Very soon the only place a Kenyan will be able to buy alcohol to drink from will be the brewery itself after East Africa’s biggest economy imposed sweeping restrictions on alcohol sale.
The reforms, developed by the National Authority for the Campaign Against Alcohol and Drug Abuse (NACADA), are being framed as “a national emergency response to a brewing crisis.”
“We are losing a generation,” warned NACADA CEO Anthony Omerikwa. “Alcohol abuse among our youth is threatening not only their health and education but the future of our country.”
Following a Cabinet sitting on June 24, 2025, the government approved the National Policy on the Prevention of Alcohol, Drugs and Substance Use, introducing far-reaching measures, including:
- A ban on online alcohol sales through websites, mobile apps, and delivery services
- Closure of liquor outlets within 300 meters of schools, churches, and residential estates
- Raising the legal drinking age from 18 to 21 years
- Prohibition of celebrity endorsements and alcohol advertising that targets youth or airs during children’s programming
- Mandatory health warnings in both English and Kiswahili on all alcohol packaging
- Creation of a Solatium Compensation Fund to support rehabilitation, funded through levies on alcohol vendors
The crackdown follows NACADA’s latest survey, which found that 4.7 million Kenyans aged 15 to 65 consume alcohol.
The highest usage is among youth aged 18 to 24, with over 87% of university students reporting regular alcohol use.
Alarmingly, children as young as six have reported exposure to alcohol in home environments.
Cabinet also highlighted the growing role of online platforms and home delivery in enabling underage access to alcohol, prompting an outright ban on digital alcohol sales.
“It is unacceptable that children can order alcohol like fast food,” said Interior Cabinet Secretary Kithure Kindiki. “We must take bold steps to safeguard the future.”

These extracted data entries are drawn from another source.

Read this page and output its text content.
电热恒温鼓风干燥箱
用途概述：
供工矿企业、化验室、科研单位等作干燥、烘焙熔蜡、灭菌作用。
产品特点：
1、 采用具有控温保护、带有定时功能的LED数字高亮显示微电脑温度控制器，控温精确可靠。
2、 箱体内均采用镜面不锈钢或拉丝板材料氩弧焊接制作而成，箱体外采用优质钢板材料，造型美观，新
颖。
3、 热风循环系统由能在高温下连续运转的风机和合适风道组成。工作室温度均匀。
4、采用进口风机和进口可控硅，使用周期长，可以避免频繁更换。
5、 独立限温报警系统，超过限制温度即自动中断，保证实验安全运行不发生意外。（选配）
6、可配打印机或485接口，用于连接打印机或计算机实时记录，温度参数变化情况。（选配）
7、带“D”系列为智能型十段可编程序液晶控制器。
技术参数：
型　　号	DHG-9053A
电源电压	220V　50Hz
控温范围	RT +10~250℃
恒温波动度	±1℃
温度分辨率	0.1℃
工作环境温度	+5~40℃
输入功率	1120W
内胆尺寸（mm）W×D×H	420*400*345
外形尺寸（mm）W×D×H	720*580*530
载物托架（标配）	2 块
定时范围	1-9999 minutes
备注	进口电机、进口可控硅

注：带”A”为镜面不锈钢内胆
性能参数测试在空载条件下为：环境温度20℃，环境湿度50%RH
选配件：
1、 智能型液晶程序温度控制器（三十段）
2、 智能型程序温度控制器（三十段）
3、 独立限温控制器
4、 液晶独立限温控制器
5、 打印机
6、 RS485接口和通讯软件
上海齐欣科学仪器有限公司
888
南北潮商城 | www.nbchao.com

While public health experts, educators, and parents have welcomed the reforms, the alcohol industry has raised concerns about the economic impact. Bar owners and distributors fear that the new zoning laws could trigger mass closures, especially in urban areas.
Despite Cabinet approval, the policy must still be passed into law by Parliament. NACADA has urged lawmakers to act swiftly, warning that delays could stall momentum and prolong the crisis.
Previous attempts to regulate alcohol in Kenya have often faltered due to resistance from powerful industry lobbies and weak enforcement—particularly in informal settlements where illicit brews remain widespread.
Kenya’s latest initiative places it among a small but growing number of African nations taking aggressive steps to combat alcohol abuse.
Whether the country can turn policy into real change on the ground now depends on the speed and resolve of Parliament.
If implemented, the reforms could set a new regional benchmark in tackling youth substance abuse across the continent.